Van Tassel, as she leaves the mask store, realizes that travel has a way of showing us how close we all live to the boundaries of what we know. This argument is essentially saying that every day we live our lives under the cover and protection of a mask, but as soon as an unexpected storm hits and we find ourselves in a new place, everything that we know is turned upside-down. Often, we are unsure of what to do and come to test our limitations in adapting to the new surroundings. In this essay, author Kristin Van Tassel argues this point through the establishment of ethical values (or lack thereof), the emotional appeals to the audience, and the logical (or illogical) conclusions that she draws, all through her own personal journey in discovering how to lead her students through the battered New Orleans, test her limitations in her encounter with Lee and takes off her own concealing mask as she left the Mardi Gras mask store. Van Tassel comments subtly in this essay that people should all take journeys similar to this, and it doesnt matter to where, in order to truly discover who they are as people, what their values and beliefs are, and how they can challenges their restraints.

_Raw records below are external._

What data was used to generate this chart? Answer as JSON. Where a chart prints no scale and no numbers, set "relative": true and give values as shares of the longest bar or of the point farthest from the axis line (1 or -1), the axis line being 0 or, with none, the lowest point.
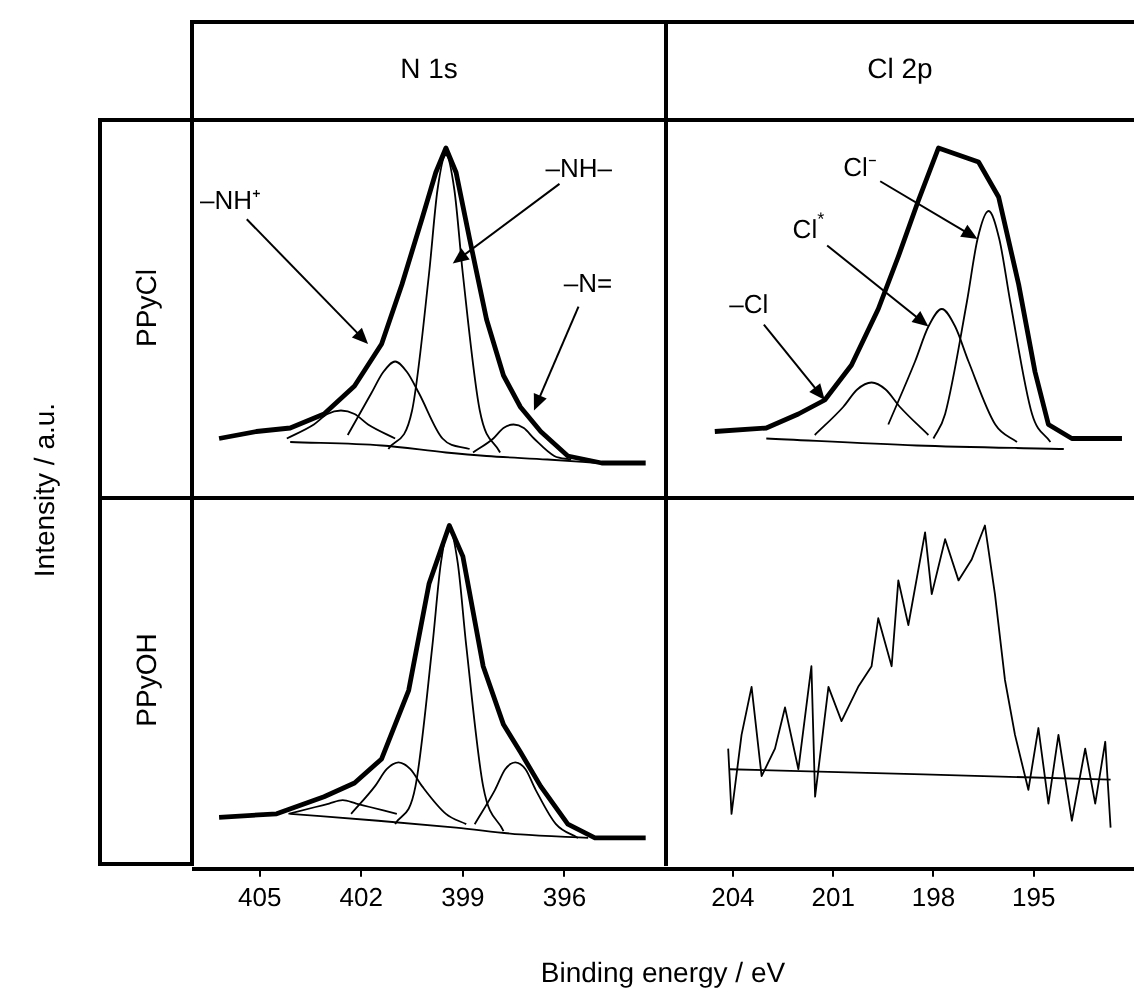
{
  "chart_data": [
    {
      "type": "line",
      "title": "N 1s",
      "subtitle": "PPyCl",
      "ylabel": "Intensity / a.u.",
      "relative": true,
      "xlim": [
        407,
        393
      ],
      "xticks": [
        405,
        402,
        399,
        396
      ],
      "tick_labels": false,
      "marker": "none",
      "series": [
        {
          "color": "#000000",
          "x": [
            406.2,
            405.1,
            404.1,
            403.1,
            402.2,
            401.4,
            400.8,
            400.2,
            399.8,
            399.5,
            399.2,
            398.8,
            398.3,
            397.8,
            397.3,
            396.7,
            395.9,
            394.9,
            393.6
          ],
          "values": [
            0.17,
            0.19,
            0.2,
            0.24,
            0.32,
            0.44,
            0.61,
            0.8,
            0.93,
            1,
            0.93,
            0.74,
            0.51,
            0.35,
            0.26,
            0.19,
            0.12,
            0.1,
            0.1
          ]
        },
        {
          "color": "#000000",
          "x": [
            404.1,
            401.4,
            399.5,
            398.3,
            396.5,
            395.0
          ],
          "values": [
            0.16,
            0.15,
            0.13,
            0.12,
            0.11,
            0.1
          ]
        },
        {
          "color": "#000000",
          "x": [
            404.2,
            403.4,
            403.0,
            402.6,
            402.2,
            401.8,
            401.0
          ],
          "values": [
            0.17,
            0.21,
            0.24,
            0.25,
            0.24,
            0.21,
            0.17
          ]
        },
        {
          "color": "#000000",
          "x": [
            402.4,
            401.7,
            401.35,
            401.0,
            400.65,
            400.3,
            399.6,
            398.8
          ],
          "values": [
            0.18,
            0.3,
            0.36,
            0.39,
            0.36,
            0.3,
            0.17,
            0.14
          ]
        },
        {
          "color": "#000000",
          "x": [
            401.2,
            400.5,
            400.0,
            399.75,
            399.5,
            399.25,
            399.0,
            398.5,
            397.9
          ],
          "values": [
            0.14,
            0.25,
            0.64,
            0.88,
            0.98,
            0.88,
            0.64,
            0.25,
            0.13
          ]
        },
        {
          "color": "#000000",
          "x": [
            398.7,
            398.1,
            397.8,
            397.5,
            397.2,
            396.9,
            396.3,
            395.8
          ],
          "values": [
            0.13,
            0.17,
            0.2,
            0.21,
            0.2,
            0.17,
            0.12,
            0.11
          ]
        }
      ],
      "annotations": [
        {
          "text": "–NH⁺",
          "x": 401.8,
          "y": 0.44
        },
        {
          "text": "–NH–",
          "x": 399.3,
          "y": 0.67
        },
        {
          "text": "–N=",
          "x": 396.9,
          "y": 0.25
        }
      ]
    },
    {
      "type": "line",
      "title": "Cl 2p",
      "relative": true,
      "xlim": [
        206,
        192
      ],
      "xticks": [
        204,
        201,
        198,
        195
      ],
      "tick_labels": false,
      "marker": "none",
      "series": [
        {
          "color": "#000000",
          "x": [
            204.54,
            203.0,
            202.04,
            201.25,
            200.45,
            199.65,
            199.05,
            198.45,
            197.85,
            197.25,
            196.65,
            196.05,
            195.45,
            194.96,
            194.56,
            193.86,
            192.36
          ],
          "values": [
            0.19,
            0.2,
            0.24,
            0.28,
            0.38,
            0.54,
            0.69,
            0.85,
            1,
            0.98,
            0.96,
            0.86,
            0.61,
            0.36,
            0.21,
            0.17,
            0.17
          ]
        },
        {
          "color": "#000000",
          "x": [
            203.0,
            198.5,
            194.1
          ],
          "values": [
            0.17,
            0.15,
            0.14
          ]
        },
        {
          "color": "#000000",
          "x": [
            201.55,
            200.7,
            200.28,
            199.85,
            199.43,
            199.0,
            198.15
          ],
          "values": [
            0.18,
            0.26,
            0.31,
            0.33,
            0.31,
            0.26,
            0.18
          ]
        },
        {
          "color": "#000000",
          "x": [
            199.35,
            198.55,
            198.15,
            197.75,
            197.35,
            196.95,
            196.15,
            195.5
          ],
          "values": [
            0.21,
            0.39,
            0.49,
            0.54,
            0.49,
            0.39,
            0.21,
            0.16
          ]
        },
        {
          "color": "#000000",
          "x": [
            198.0,
            197.65,
            197.0,
            196.68,
            196.35,
            196.03,
            195.7,
            195.05,
            194.5
          ],
          "values": [
            0.17,
            0.24,
            0.56,
            0.74,
            0.82,
            0.74,
            0.56,
            0.24,
            0.16
          ]
        }
      ],
      "annotations": [
        {
          "text": "Cl⁻",
          "x": 196.68,
          "y": 0.74
        },
        {
          "text": "Cl$^{*}$",
          "x": 198.15,
          "y": 0.49
        },
        {
          "text": "–Cl",
          "x": 201.25,
          "y": 0.28
        }
      ]
    },
    {
      "type": "line",
      "subtitle": "PPyOH",
      "xlabel": "Binding energy / eV",
      "relative": true,
      "xlim": [
        407,
        393
      ],
      "xticks": [
        405,
        402,
        399,
        396
      ],
      "tick_labels": "x",
      "marker": "none",
      "series": [
        {
          "color": "#000000",
          "x": [
            406.2,
            404.5,
            403.1,
            402.2,
            401.4,
            400.6,
            400.0,
            399.4,
            399.0,
            398.4,
            397.8,
            397.3,
            396.7,
            395.9,
            395.1,
            393.6
          ],
          "values": [
            0.15,
            0.16,
            0.21,
            0.25,
            0.32,
            0.52,
            0.83,
            1,
            0.91,
            0.59,
            0.42,
            0.34,
            0.24,
            0.13,
            0.09,
            0.09
          ]
        },
        {
          "color": "#000000",
          "x": [
            404.1,
            401.5,
            399.2,
            397.3,
            395.3
          ],
          "values": [
            0.16,
            0.14,
            0.12,
            0.1,
            0.09
          ]
        },
        {
          "color": "#000000",
          "x": [
            404.15,
            403.35,
            402.95,
            402.55,
            402.15,
            401.75,
            400.95
          ],
          "values": [
            0.16,
            0.18,
            0.19,
            0.2,
            0.19,
            0.18,
            0.16
          ]
        },
        {
          "color": "#000000",
          "x": [
            402.3,
            401.6,
            401.25,
            400.9,
            400.55,
            400.2,
            399.5,
            398.9
          ],
          "values": [
            0.16,
            0.24,
            0.29,
            0.31,
            0.29,
            0.24,
            0.16,
            0.13
          ]
        },
        {
          "color": "#000000",
          "x": [
            401.0,
            400.4,
            399.9,
            399.65,
            399.4,
            399.15,
            398.9,
            398.4,
            397.8
          ],
          "values": [
            0.13,
            0.24,
            0.65,
            0.89,
            0.99,
            0.89,
            0.65,
            0.24,
            0.11
          ]
        },
        {
          "color": "#000000",
          "x": [
            398.65,
            398.05,
            397.75,
            397.45,
            397.15,
            396.85,
            396.25,
            395.6
          ],
          "values": [
            0.13,
            0.23,
            0.29,
            0.31,
            0.29,
            0.23,
            0.13,
            0.09
          ]
        }
      ]
    },
    {
      "type": "line",
      "relative": true,
      "xlim": [
        206,
        192
      ],
      "xticks": [
        204,
        201,
        198,
        195
      ],
      "tick_labels": "x",
      "marker": "none",
      "series": [
        {
          "color": "#000000",
          "x": [
            204.14,
            204.04,
            203.74,
            203.44,
            203.14,
            202.74,
            202.44,
            202.04,
            201.65,
            201.54,
            201.14,
            200.75,
            200.25,
            199.85,
            199.65,
            199.25,
            199.05,
            198.75,
            198.25,
            198.05,
            197.65,
            197.25,
            196.86,
            196.46,
            196.16,
            195.86,
            195.56,
            195.16,
            194.86,
            194.56,
            194.26,
            193.86,
            193.46,
            193.16,
            192.86,
            192.7
          ],
          "values": [
            0.35,
            0.16,
            0.39,
            0.53,
            0.27,
            0.35,
            0.47,
            0.29,
            0.59,
            0.21,
            0.53,
            0.43,
            0.53,
            0.59,
            0.73,
            0.59,
            0.84,
            0.71,
            0.98,
            0.8,
            0.96,
            0.84,
            0.9,
            1,
            0.8,
            0.55,
            0.39,
            0.23,
            0.41,
            0.19,
            0.39,
            0.14,
            0.35,
            0.19,
            0.37,
            0.12
          ]
        },
        {
          "color": "#000000",
          "x": [
            204.1,
            192.7
          ],
          "values": [
            0.29,
            0.26
          ]
        }
      ]
    }
  ]
}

This is communicated effectively by the author through the audiences identification with her, her system of judgment, her empathy with Lee, and her eventual realization of what her role, as forced upon her by travel and experience, is. Yet of course, Van Tassel ultimately says that no matter how you go about traveling, you will never be able to fully understand yourself or the places in which you find yourself because this world is a place we are still merely learning to recognize.